Phosphorylated histone H2AX in spheroids, tumors, and tissues of mice exposed to etoposide and 3-amino-1,2,4-benzotriazine-1,3-dioxide.

We reported recently that exposure of hamster V79 fibroblasts to 6 drugs that varied in their ability to produce DNA double-strand breaks stimulated formation of phosphorylated histone H2AX (serine 139 phosphorylated histone H2AX; gammaH2AX). Using flow cytometry to analyze gammaH2AX antibody-stained cells 1 h after a 30-min drug treatment, the fraction of cells that showed the control levels of gammaH2AX correlated well with the fraction of cells that survived to form colonies. This observation is now extended to V79 and SiHa human cervical carcinoma cells grown as multicell spheroids and SiHa xenografts and SCCVII tumors in mice. Animals were injected with etoposide, a topoisomerase-II inhibitor that targets proliferating cells or 3-amino-1,2,4-benzotriazine-1,3-dioxide (tirapazamine), a bioreductive cytotoxin that targets hypoxic cells.
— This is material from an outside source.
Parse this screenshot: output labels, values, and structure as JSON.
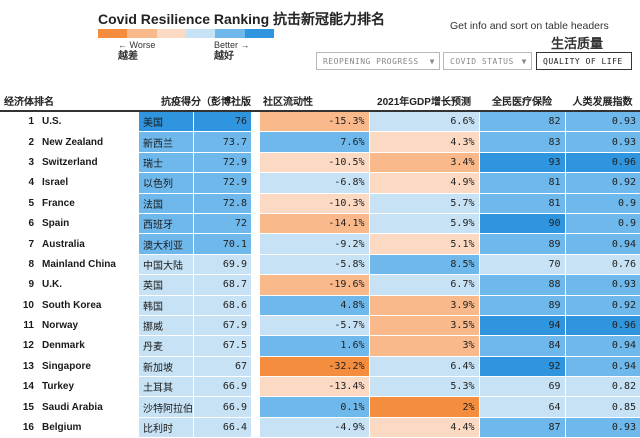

For spheroids, gammaH2AX intensity predicted clonogenic cell survival for cells recovered 90 min after drug injection, regardless of position of the cells within the spheroid. Similar results were obtained for etoposide in tumors; however, the gammaH2AX signal for tirapazamine was smaller than expected for the observed amount of cell killing. Frozen sections of tumors confirmed the greater intensity of gammaH2AX staining in cells close to blood vessels of tumors soon after treatment with etoposide and the opposite pattern for tumors exposed to tirapazamine. Analysis of cells or frozen sections from mouse spleen and kidney suggests that information can also be obtained on initial damage in normal tissues. These results support the possibility of using gammaH2AX antibody staining as a method to aid in prediction of tumor and normal tissue response to treatment.